US-Swaziland Planning Visit: Social and Ecological Drivers Impacting Biodiversity in Southern Africa
University Of Florida, Gainesville FL
Investigators
Abstract
This CNIC project supports a planning visit that will allow the PI, Samantha Wisely, co-PI, John Stepp, and other colleagues from the University of Florida, to meet with new colleagues from the University of Swaziland and Kruger National Park in South Africa to develop a multidisciplinary research project that evaluates the interrelationships between biodiversity, ecosystem functions and human wellbeing. As ecosystems are changing around the globe, especially with expanding land use for agriculture, it is important to understand how rapid changes in land use alter biodiversity and ecosystem functions, and how in turn altered ecosystem functions impact the health and livelihoods of people. This planning visit will prepare to test a conceptual model linking the causes and consequences of ecological and sociological interrelationships in ecosystems.
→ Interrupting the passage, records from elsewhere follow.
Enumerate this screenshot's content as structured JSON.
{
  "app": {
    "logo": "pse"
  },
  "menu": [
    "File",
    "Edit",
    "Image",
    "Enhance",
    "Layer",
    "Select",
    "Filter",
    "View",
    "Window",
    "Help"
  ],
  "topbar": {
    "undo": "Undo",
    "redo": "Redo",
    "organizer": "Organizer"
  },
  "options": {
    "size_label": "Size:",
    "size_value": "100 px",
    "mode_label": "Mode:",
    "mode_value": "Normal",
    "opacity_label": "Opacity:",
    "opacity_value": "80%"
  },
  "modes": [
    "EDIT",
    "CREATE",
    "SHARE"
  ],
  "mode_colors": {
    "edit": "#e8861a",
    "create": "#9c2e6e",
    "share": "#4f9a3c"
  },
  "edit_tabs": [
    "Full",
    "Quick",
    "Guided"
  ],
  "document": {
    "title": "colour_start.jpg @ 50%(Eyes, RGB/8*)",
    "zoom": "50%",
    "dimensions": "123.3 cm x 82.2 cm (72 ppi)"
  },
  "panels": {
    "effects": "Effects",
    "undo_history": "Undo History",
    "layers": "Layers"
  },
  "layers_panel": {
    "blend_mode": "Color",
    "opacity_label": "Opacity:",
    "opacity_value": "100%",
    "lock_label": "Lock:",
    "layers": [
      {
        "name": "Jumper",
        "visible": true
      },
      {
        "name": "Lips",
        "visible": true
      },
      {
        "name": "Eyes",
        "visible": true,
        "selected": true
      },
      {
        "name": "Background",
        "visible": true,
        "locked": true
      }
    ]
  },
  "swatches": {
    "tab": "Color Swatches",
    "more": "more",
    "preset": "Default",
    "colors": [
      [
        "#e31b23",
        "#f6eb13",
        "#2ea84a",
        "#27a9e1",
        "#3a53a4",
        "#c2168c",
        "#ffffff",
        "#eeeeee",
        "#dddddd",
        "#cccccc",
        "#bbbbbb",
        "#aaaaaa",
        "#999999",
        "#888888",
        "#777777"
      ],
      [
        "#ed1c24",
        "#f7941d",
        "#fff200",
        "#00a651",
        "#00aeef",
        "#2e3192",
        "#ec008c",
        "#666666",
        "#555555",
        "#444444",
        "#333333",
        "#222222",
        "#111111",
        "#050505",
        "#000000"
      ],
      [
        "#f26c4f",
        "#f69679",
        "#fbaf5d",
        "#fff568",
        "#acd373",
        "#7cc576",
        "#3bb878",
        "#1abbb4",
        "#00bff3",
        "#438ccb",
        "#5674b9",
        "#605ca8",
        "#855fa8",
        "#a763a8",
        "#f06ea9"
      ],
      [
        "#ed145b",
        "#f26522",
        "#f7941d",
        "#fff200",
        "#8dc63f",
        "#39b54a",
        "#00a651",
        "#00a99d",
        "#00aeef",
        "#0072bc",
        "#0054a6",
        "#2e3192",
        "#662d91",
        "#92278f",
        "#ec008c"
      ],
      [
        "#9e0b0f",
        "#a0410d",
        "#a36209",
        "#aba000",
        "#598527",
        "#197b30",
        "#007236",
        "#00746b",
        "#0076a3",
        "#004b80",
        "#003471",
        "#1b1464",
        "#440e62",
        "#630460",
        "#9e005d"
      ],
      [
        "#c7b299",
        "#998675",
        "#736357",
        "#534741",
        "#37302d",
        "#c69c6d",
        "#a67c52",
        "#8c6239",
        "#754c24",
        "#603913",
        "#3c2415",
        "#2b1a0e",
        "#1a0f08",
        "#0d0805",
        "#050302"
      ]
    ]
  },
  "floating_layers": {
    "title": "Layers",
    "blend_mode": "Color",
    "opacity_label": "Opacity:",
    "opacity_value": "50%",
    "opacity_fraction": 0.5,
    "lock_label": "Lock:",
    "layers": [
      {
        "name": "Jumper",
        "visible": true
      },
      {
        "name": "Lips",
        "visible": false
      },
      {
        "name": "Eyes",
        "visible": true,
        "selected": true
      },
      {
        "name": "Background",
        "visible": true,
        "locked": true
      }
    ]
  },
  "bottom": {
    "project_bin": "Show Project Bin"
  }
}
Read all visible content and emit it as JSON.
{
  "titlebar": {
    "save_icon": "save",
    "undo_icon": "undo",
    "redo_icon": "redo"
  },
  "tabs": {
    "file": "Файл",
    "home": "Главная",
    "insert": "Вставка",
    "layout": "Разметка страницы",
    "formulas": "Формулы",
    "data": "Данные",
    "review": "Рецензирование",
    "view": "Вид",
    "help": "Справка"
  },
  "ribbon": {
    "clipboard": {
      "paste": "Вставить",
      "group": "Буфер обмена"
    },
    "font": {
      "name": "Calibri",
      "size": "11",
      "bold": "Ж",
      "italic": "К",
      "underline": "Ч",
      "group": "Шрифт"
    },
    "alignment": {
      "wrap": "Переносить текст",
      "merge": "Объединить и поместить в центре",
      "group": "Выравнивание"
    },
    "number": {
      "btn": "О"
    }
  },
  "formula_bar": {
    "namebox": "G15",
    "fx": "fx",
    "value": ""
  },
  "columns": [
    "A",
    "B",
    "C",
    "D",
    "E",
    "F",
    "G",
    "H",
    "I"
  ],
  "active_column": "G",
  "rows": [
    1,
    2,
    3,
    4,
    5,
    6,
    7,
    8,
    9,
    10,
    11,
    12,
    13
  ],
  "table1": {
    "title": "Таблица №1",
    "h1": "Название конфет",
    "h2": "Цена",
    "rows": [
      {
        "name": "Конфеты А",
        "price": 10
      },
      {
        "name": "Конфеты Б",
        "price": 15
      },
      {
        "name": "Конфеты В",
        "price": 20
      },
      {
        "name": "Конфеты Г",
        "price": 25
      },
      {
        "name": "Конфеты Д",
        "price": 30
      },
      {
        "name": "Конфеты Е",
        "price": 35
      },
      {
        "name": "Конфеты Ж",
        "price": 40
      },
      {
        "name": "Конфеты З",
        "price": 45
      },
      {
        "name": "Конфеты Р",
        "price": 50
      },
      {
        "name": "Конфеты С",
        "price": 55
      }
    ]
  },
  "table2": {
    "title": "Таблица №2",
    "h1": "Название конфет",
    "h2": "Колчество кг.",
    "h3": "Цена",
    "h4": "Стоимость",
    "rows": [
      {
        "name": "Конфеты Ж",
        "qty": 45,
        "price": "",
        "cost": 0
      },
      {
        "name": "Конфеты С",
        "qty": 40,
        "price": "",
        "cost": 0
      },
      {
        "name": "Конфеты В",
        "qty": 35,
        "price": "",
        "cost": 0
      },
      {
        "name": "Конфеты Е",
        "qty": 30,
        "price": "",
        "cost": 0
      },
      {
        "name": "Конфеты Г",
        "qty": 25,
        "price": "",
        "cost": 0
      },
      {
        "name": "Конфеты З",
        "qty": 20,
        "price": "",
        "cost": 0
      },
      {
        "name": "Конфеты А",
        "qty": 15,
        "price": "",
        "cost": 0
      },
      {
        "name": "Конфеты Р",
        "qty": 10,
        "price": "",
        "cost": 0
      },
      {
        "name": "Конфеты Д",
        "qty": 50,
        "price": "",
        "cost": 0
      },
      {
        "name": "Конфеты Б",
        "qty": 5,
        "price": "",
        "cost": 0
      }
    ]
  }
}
The team plans to study links among different components of the system, the dynamics of the feedbacks, and the scales at which the components interact to test a general hypothesis that high biodiversity improves the wellbeing of people. They will perform the planning for research to evaluate the interrelationship of three triads: a) plant diversity, medicinal resources, and human health and nutrition, b) mammal diversity, disease prevalence, and human health, c) pollinator diversity, agricultural productivity, and human nutrition and wealth. The team plans to conduct work across three different countries where they will survey for biodiversity across agro-ecological gradients looking focusing on three components: rodents, pollinators, and vascular plants. This project will bring together sociologists and ecologists from Africa and the US, including two US graduate students and several African students, to collaborate on a compelling socio-ecological system in a biodiversity hotspot, the Maputaland-Pondoland-Albany Biodiversity Hotspot in southern Africa, which is currently in danger of losing its high species diversity and endemic biota due to rapid land conversion to industrialized agriculture. An improved understanding of the relationships among biodiversity, ecosystem function and human wellbeing will impact land use governance and personal and cultural valuations of ecological resources, helping to promote environmental sustainability while the planet prepares to feed a projected 9 billion people by 2050.